Lá no mato se acorda cedo. Ao cantar do galo e o empoleirar das galinhas.
Antes que o sol desponta no alto já se põem de pé.
Tem tanta coisa pra fazer que o tempo ruge faminto. Uma trabalheira danada espera os madrugões.
Dona Tiana, que em verdade se chama Sebastiana. Abrevia seu pré nome para economizar tempo. Aliás, o que não lhe sobra, naquelas paragens perdidas no fim do mundo, se chama tempo.
Bem antes das quatro da madrugada ela e seu marido já estão na lida. Haja esforço. Tem-se de ter tutano para enfrentar as incontáveis tarefas que os esperam.
Tomado um cafezinho magro, requentado na trempe do fogão a lenha, os dois já estão no curral. A vacada faminta já os espera mugindo de fome. Dentro do bezerreiro os filhotes berram um bé de saudade de suas mães.
Ordenha encerrada. A velha mula empacadeira já foi atada à carroça para subir o morro.
Naquela manhã de abril, quase findo, as chuvas se despediram. Uma lama viscosa torna a subida mais difícil do que foi no dia de ontem. Foi preciso que Seu Mané ajudasse a velha mula carroceira a subir a ladeira. Mas já estava acostumado e não se queixava. Se o fizesse ai dele. Dona Tiana, com aquela braveza costumeira, não iria deixar o pobre desinfeliz marido dormir em sua companhia. E só lhe restava o velho sofá. Morada de ratos e percevejos.
Uma vez o leite tirado, a carroça subindo o morro topetudo. O velho caminhão leiteiro partindo em direção ao laticínio. Ainda cabia ao maridão cortar capim e cana para alimentar a vacada faminta. Tarefas concluídas antes das dez e meia. Um intervalozinho para pitar um cigarrinho de palha sempre apagado.
Dona Tiana já estava no chiqueiro.
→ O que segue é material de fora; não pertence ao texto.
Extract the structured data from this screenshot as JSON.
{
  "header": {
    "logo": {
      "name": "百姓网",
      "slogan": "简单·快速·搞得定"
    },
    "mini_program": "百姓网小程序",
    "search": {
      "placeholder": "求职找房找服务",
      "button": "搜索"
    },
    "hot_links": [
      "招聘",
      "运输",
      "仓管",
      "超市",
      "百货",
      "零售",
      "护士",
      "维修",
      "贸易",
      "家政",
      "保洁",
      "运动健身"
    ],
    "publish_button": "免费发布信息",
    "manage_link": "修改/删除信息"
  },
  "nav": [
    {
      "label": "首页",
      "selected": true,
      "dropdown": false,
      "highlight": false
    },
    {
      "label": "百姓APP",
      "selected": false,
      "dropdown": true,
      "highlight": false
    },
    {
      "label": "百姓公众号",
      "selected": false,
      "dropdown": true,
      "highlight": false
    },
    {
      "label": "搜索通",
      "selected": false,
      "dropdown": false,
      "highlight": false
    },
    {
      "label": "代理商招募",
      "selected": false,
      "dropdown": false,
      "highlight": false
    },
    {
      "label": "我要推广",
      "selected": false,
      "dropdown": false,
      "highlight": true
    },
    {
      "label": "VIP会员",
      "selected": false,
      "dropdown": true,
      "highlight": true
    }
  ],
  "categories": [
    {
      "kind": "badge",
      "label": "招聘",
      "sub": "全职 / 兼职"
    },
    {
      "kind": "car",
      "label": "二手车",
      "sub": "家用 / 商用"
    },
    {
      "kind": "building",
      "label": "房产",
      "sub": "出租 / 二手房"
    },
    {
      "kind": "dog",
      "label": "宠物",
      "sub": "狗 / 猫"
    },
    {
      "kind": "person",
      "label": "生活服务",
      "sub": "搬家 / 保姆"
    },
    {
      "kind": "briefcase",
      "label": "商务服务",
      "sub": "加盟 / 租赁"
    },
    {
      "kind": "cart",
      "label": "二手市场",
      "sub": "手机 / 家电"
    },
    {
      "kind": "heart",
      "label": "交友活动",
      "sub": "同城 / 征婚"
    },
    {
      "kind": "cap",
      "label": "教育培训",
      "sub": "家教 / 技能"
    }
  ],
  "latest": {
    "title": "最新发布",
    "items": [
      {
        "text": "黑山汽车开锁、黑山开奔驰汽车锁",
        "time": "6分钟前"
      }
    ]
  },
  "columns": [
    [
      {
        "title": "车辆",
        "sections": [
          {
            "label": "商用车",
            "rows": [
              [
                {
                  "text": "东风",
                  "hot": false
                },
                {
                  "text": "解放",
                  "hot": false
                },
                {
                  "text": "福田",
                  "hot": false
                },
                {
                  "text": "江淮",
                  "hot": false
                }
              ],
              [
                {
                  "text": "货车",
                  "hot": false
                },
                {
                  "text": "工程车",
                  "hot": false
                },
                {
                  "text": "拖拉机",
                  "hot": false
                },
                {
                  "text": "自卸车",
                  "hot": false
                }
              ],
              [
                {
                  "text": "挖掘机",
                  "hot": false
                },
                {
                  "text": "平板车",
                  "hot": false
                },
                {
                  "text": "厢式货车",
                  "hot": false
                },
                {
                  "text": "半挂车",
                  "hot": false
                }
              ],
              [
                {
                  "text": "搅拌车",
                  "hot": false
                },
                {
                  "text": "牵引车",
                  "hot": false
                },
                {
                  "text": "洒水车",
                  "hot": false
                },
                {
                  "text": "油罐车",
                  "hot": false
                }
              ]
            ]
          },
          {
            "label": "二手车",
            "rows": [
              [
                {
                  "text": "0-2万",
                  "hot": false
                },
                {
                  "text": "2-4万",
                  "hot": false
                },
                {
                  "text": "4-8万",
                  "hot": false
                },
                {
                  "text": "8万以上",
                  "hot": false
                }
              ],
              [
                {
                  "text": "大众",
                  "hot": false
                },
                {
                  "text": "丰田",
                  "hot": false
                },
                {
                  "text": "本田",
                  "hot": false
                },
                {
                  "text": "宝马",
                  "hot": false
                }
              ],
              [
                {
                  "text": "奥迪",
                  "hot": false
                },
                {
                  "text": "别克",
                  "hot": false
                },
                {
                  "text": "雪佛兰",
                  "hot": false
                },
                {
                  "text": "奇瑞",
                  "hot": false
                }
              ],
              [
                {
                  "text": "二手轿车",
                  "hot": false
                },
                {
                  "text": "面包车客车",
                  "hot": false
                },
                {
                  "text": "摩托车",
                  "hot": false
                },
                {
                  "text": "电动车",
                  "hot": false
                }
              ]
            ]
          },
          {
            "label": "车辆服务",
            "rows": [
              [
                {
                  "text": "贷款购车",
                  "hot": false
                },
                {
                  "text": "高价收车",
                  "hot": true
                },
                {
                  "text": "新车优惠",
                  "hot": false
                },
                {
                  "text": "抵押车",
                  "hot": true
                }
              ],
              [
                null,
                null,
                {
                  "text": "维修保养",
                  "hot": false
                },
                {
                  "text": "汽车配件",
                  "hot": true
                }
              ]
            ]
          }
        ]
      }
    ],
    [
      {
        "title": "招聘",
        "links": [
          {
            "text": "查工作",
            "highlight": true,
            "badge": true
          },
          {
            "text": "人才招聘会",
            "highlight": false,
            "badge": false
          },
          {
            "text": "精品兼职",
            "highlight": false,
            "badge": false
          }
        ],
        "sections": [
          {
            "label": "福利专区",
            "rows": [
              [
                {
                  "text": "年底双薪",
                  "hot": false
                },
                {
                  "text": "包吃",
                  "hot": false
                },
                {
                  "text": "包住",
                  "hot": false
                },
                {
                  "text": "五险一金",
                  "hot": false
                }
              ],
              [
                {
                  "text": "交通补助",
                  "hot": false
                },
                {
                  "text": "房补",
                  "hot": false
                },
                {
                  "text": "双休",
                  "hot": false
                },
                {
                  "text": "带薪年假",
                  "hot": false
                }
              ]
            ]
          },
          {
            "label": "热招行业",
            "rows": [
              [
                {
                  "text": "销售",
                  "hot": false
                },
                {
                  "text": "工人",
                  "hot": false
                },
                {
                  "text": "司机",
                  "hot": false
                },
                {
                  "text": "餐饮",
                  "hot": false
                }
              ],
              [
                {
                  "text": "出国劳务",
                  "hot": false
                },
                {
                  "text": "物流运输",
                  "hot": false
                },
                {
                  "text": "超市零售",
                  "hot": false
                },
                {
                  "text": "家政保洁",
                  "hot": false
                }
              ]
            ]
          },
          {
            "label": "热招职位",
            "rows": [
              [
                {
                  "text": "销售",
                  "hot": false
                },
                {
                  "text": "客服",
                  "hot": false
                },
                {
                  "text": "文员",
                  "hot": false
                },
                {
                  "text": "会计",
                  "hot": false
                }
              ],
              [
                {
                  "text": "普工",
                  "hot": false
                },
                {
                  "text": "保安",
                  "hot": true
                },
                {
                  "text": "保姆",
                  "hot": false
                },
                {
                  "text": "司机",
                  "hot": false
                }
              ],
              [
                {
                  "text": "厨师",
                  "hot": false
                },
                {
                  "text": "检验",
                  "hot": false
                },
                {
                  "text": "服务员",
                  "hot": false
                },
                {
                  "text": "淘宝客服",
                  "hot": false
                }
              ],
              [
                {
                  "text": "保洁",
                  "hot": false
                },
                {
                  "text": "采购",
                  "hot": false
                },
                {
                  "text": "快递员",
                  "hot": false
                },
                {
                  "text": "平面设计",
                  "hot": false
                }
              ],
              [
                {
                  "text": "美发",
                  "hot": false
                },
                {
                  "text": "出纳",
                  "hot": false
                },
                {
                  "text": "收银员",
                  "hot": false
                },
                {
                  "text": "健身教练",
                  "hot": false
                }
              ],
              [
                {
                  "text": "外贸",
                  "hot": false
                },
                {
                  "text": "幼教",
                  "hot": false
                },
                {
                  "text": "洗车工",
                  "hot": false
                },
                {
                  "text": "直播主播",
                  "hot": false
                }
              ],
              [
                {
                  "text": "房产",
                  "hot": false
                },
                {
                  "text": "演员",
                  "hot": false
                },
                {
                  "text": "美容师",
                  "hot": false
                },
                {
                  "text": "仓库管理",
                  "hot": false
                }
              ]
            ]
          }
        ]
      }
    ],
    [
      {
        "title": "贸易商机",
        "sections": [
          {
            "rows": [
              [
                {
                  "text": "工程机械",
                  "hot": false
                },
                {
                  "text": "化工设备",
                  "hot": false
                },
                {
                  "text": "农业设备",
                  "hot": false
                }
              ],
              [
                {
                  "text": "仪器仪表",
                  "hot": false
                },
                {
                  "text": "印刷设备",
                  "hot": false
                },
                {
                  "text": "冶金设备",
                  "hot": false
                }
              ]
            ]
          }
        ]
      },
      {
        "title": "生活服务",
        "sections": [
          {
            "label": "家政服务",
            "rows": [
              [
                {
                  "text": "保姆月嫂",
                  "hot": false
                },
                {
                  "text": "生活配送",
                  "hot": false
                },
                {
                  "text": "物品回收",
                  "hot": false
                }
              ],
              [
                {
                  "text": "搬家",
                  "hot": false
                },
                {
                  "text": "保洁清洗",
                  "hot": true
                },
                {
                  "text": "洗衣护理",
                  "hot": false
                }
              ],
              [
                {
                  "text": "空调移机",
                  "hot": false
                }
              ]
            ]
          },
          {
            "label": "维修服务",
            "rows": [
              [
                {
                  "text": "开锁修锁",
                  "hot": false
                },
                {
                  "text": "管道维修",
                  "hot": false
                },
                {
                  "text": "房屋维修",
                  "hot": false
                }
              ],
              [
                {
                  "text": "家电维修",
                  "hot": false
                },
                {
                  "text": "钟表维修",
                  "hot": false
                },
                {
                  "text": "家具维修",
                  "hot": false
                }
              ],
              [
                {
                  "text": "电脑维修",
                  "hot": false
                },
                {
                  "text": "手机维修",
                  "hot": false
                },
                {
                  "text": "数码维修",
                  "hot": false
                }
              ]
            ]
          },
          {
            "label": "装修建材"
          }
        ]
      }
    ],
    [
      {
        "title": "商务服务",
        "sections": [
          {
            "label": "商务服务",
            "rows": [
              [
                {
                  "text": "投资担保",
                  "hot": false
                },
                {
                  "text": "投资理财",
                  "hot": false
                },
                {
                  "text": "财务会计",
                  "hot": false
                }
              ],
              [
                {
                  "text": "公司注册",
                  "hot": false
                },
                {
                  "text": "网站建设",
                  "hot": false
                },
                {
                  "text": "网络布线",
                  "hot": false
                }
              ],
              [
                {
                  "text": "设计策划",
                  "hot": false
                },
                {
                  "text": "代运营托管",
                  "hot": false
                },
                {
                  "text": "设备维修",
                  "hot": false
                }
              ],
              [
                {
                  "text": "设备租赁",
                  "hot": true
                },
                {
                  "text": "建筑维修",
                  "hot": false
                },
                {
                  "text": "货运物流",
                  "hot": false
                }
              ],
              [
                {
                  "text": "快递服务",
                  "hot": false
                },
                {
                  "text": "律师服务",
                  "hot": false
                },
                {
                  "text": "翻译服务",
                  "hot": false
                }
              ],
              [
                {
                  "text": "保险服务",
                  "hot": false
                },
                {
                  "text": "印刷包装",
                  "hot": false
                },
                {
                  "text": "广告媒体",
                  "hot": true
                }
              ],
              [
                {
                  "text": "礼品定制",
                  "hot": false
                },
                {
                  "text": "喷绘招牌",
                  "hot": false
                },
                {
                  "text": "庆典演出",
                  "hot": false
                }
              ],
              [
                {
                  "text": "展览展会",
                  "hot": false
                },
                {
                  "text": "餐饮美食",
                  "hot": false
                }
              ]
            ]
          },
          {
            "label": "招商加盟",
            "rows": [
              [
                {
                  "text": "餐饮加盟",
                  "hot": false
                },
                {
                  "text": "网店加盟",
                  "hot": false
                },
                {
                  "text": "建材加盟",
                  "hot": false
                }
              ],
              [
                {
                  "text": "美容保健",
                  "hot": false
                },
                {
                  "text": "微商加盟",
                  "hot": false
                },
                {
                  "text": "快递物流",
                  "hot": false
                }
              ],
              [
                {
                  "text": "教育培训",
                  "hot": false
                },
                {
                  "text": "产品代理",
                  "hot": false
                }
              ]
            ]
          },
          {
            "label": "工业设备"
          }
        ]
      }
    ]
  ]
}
Com a porcada grunhindo a espera do soro que foi deixado pelo caminhão leiteiro. Enquanto isso seu Mané já estava com a roçadeira ligada para roçar a pastaria que mais parecia um sarandi. Trabalho pesado. Que terminou antes das onze e meia. Hora do almoço.
Dona Tiana já o esperava com o prato cheio pelas bocas. Que fartura era aquela. Linguiça feita no natal passado. Um arrozinho soltinho cozido na gordura do porco. Um angu de fubá novo. Couve colhida da horta naquela horinha mesmo. E, se não bastasse aquilo tudo um torresminho crocante que faz tlec tlec e se desmancha na boca.
Uma vez a comida no estômago Seu Mané mal tinha tempo para um cochilo. Dona Tiana já o esperava para fazer um queijo. O segundo tempo mal começava. Ainda sobrava a parte da tarde para um breve soninho gostoso numa rede esticada entre duas velhas amoreiras.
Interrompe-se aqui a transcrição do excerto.